The combination of Wave Terminal and Ollama makes this process remarkably straightforward, even for those new to local AI models. You get:
- Enhanced privacy: Your code and queries never leave your machine
- Offline capabilities: Work from anywhere without worrying about internet connectivity
- Cost efficiency: Eliminate API usage fees for your everyday AI assistance needs
- Customization options: As you become more comfortable, you can explore different models to find the one that best fits your workflow
While cloud-based AI services certainly have their place, this local setup provides a powerful alternative that respects your privacy and gives you independence from third-party services.
Start with the 7B model to get comfortable with the workflow, then explore larger models or specialized ones as your needs evolve. The initial setup might take some time, but the long-term benefits of having AI assistance that works on your terms make it well worth the effort.
FAQs
No, both are free to use. Wave Terminal is open-source, and Ollama provides free access to several models.
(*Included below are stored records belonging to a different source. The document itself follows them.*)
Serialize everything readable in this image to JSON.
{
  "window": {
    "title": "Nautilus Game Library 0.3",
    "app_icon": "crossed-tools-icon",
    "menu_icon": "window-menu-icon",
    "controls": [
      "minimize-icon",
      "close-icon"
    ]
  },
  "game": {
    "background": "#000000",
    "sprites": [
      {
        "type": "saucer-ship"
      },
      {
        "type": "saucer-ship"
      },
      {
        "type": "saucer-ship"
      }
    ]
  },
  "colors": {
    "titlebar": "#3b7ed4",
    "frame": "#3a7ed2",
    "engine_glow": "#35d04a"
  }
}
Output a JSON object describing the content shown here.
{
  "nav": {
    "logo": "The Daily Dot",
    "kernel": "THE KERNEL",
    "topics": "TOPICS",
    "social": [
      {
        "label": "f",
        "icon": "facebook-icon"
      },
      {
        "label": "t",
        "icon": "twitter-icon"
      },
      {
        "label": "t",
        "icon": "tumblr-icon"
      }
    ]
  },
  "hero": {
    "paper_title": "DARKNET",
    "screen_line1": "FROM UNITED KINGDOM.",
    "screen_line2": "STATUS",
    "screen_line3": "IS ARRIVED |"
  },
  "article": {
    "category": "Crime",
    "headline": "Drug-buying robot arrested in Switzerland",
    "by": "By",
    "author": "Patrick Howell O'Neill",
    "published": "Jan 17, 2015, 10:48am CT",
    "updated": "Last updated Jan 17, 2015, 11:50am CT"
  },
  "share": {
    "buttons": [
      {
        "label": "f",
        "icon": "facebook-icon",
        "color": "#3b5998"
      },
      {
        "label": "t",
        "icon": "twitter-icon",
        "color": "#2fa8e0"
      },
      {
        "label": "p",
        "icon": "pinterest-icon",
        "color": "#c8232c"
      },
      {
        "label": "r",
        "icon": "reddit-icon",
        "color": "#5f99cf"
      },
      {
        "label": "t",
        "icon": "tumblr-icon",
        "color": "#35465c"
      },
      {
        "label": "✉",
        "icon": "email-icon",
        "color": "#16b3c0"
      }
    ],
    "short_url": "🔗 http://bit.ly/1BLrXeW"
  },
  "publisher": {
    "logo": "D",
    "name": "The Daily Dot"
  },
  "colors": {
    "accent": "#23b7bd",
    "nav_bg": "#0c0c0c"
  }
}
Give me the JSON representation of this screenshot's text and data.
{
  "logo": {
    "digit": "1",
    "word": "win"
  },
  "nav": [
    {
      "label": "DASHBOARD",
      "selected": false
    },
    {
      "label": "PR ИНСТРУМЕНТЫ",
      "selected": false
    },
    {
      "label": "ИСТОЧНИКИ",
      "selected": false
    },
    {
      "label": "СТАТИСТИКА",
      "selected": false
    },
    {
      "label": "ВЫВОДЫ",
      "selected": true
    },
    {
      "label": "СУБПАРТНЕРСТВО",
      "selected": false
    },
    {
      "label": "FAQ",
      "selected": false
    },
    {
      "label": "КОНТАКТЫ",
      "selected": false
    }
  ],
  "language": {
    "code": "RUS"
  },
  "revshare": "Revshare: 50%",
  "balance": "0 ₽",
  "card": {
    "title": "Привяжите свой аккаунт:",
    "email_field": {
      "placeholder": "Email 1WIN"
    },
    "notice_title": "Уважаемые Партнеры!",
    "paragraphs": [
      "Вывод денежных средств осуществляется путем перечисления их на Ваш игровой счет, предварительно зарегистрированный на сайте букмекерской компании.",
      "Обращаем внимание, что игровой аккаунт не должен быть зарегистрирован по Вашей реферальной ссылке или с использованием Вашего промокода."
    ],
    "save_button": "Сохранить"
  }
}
If you want premium models later, those might have separate costs, but local running is free.
Yes, but it depends on your machine. For example, running a 13B model (larger than 7B) would require more RAM and might be slower on laptops. Start small if you’re unsure.
Yes. Both Wave Terminal and Ollama now support Windows. Just be sure to follow installation instructions carefully — WSL might be needed in some cases for Ollama.
Yes. Although this guide uses Wave, any terminal or editor that allows setting a custom AI endpoint can connect to Ollama. It’s just a matter of configuring the right URL.